3. Can help to migrate a big amount of data
However, there are also some potential penalties associated with using a backoff retry policy, including:
1. Increased migration process latency:
`vmctl` need to make additional call to the `api/v1/label/__name__/values` with defined `--vm-native-filter-match` flag,
and after process all metric names with additional filters.
In case when retries with backoff policy is unneeded `--vm-native-disable-retries` command line flag can be used.

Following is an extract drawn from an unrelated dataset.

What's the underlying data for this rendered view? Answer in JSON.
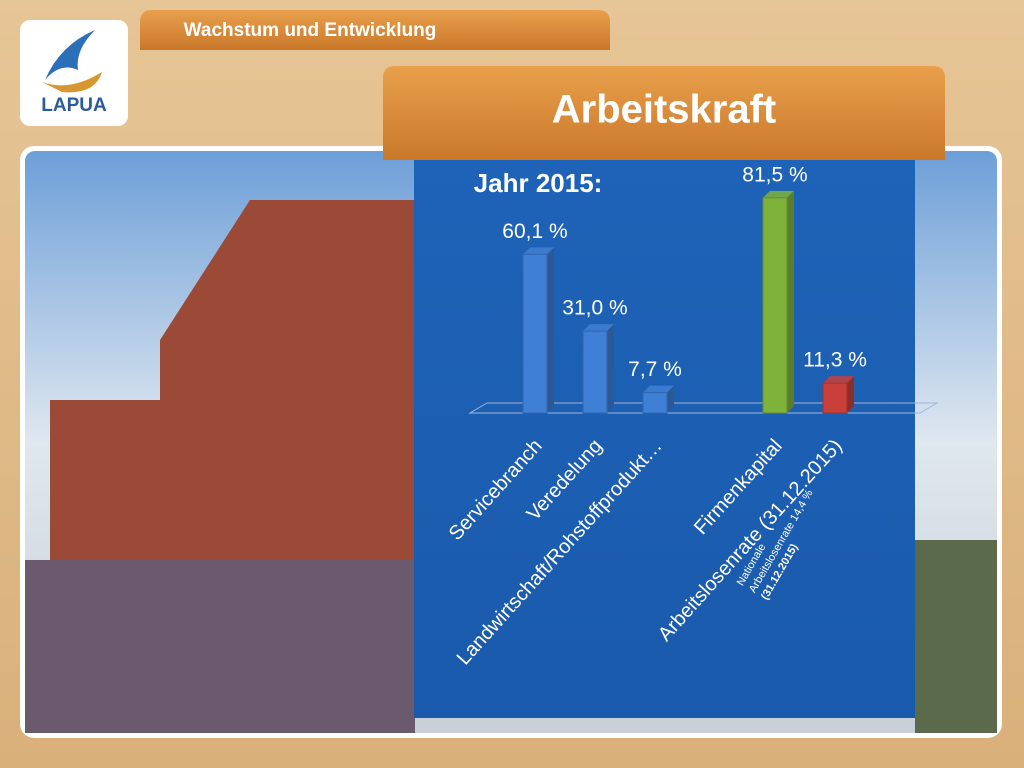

When this flag is set to `true`, `vmctl` skips additional call to the `api/v1/label/__name__/values` API and starts
migration process by making calls to the `/api/v1/export` and `api/v1/import`. If some errors happen `vmctl` immediately
stops the migration process.
```
./vmctl vm-native --vm-native-src-addr=http://127.0.0.1:8481/select/0/prometheus \
--vm-native-dst-addr=http://127.0.0.1:8428 \
--vm-native-filter-match='{__name__!=""}' \
--vm-native-filter-time-start='2023-04-08T11:30:30Z' \
--vm-native-disable-retries=true
VictoriaMetrics Native import mode
2023/04/11 10:17:14 Initing import process from "http://127.0.0.1:8481/select/0/prometheus/api/v1/export/native" to "http://localhost:8428/api/v1/import/native" with filter
filter: match[]={__name__!=""}
start: 2023-04-08T11:30:30Z
. Continue? [Y/n]
2023/04/11 10:17:15 Requests to make: 1
2023/04/11 10:17:15 number of workers decreased to 1, because vmctl calculated requests to make 1
Total: 0 ↙ Speed: ? p/s Continue import process with filter
filter: match[]={__name__!=""}
start: 2023-04-08T11:30:30Z
end: 2023-04-11T07:17:14Z:
Total: 1.64 GiB ↖ Speed: 11.20 MiB p/s
2023/04/11 10:19:45 Import finished!
2023/04/11 10:19:45 VictoriaMetrics importer stats:
time spent while importing: 2m30.813841541s;
total bytes: 1.8 GB;
bytes/s: 11.7 MB;
requests: 1;
requests retries: 0;
2023/04/11 10:19:45 Total time: 2m30.814721125s
```
Importing tips:
1. Migrating big volumes of data may result in reaching the safety limits on `src` side.